Dans un éditorial d’accompagnement, les Drs Evan E. Eichler, du Howard Hughes Medical Institute et du Département de Génome Sciences, Université de Washington, Seattle, et Andrew W. Zimmerman, du Kennedy Krieger Institute et de l’Université Johns Hopkins, Baltimore, ont écrit que la découverte de la délétion ou de la duplication spontanée d’un segment d’un chromosome marque un nouveau « paradigme » dans la recherche génétique des TSA. Les exemples cités dans cette étude pourraient n’être que la « pointe de l’iceberg ».

« Une plus grande collecte d’échantillons et de nouvelles techniques génomiques rentables pourraient être nécessaires pour explorer les couches restantes de l’oignon », ont écrit Eichler et Zimmerman.

Ce type de découverte concernant la délétion et la duplication des chromosomes a également des implications cliniques immédiates, selon un communiqué publié par l’Autism Consortium plus tôt cette semaine.

Un nouveau type de test, appelé puce à ADN chromosomique, est désormais utilisé dans les milieux cliniques. Cela permet de détecter les délétions et duplications chromosomiques chez les patients non diagnostiqués ainsi que chez leurs parents, et aide les cliniciens à évaluer le risque de récidive lors des grossesses ultérieures, ce qui préoccupe de nombreux parents.

Cependant, ces tests peuvent être coûteux et ne sont pas toujours couverts par l’assurance. Les chercheurs du Consortium travaillent sur des moyens de réduire ces coûts, par exemple en développant un test simple pour détecter la délétion spécifique du chromosome 16.

Recherches récentes sur l’autisme et les anomalies chromosomiques

Depuis la publication de cette étude, d’autres recherches ont mis en lumière des corrélations encore plus nuancées entre les anomalies chromosomiques et le TSA. Des études récentes ont révélé que des microdélétions et microduplications supplémentaires sur d’autres chromosomes pourraient également contribuer au développement de l’autisme.

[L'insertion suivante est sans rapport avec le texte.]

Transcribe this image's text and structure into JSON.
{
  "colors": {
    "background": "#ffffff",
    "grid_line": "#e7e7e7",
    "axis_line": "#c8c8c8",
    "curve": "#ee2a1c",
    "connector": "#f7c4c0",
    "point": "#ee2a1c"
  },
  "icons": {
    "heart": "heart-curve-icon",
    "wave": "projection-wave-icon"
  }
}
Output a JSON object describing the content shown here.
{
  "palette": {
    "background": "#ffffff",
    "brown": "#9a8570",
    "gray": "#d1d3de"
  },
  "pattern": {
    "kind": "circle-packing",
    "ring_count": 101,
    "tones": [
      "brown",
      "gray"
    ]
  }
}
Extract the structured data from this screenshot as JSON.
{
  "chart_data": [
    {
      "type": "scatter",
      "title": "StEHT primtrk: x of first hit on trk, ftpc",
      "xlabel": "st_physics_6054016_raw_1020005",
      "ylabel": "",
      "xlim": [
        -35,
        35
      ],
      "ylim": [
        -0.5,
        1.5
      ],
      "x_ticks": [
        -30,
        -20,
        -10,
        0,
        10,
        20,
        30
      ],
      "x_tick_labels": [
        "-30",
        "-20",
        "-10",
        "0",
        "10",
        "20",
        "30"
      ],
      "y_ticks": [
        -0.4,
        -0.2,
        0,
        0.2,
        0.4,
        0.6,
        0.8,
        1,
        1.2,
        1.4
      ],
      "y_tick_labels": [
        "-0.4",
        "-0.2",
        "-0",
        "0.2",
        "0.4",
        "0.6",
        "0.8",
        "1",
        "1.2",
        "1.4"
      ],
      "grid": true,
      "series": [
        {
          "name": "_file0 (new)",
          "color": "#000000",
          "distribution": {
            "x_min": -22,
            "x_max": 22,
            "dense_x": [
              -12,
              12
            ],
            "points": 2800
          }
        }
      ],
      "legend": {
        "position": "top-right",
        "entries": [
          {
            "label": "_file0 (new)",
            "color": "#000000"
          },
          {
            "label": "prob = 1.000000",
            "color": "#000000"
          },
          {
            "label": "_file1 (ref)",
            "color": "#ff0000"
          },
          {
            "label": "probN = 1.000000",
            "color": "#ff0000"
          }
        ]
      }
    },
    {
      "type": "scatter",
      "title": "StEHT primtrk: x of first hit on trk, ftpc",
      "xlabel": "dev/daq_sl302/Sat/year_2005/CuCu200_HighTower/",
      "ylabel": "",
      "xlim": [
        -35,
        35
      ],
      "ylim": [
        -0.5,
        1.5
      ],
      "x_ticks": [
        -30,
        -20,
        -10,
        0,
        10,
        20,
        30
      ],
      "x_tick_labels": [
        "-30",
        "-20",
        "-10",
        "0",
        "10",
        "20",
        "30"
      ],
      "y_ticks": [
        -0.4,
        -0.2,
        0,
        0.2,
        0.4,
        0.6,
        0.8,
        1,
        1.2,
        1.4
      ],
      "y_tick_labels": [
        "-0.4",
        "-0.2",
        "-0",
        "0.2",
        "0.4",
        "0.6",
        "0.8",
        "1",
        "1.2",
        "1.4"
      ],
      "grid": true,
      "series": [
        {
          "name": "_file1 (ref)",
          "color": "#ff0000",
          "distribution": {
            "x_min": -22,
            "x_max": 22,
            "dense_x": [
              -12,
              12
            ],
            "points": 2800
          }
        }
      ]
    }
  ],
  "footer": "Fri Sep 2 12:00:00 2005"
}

Par exemple, des travaux menés en 2023 ont identifié des variations génétiques dans les chromosomes 1 et 22 qui montrent des associations significatives avec des traits autistiques.

De plus, une étude longitudinale a montré que l’identification précoce de ces anomalies chromosomiques pourrait améliorer les résultats des interventions précoces, soulignant l’importance d’un diagnostic génétique dans le parcours de soins des enfants atteints de TSA.

En outre, les avancées dans les technologies de séquençage génomique promettent d’accélérer le dépistage des anomalies chromosomiques. Cela pourrait permettre de détecter des variations subtiles qui étaient auparavant difficiles à identifier, ouvrant ainsi la voie à des approches thérapeutiques innovantes.

Ainsi, ces découvertes soulignent non seulement la complexité des facteurs génétiques à l’origine de l’autisme, mais aussi l’importance de poursuivre la recherche pour mieux comprendre ces mécanismes et développer des stratégies d’intervention ciblées.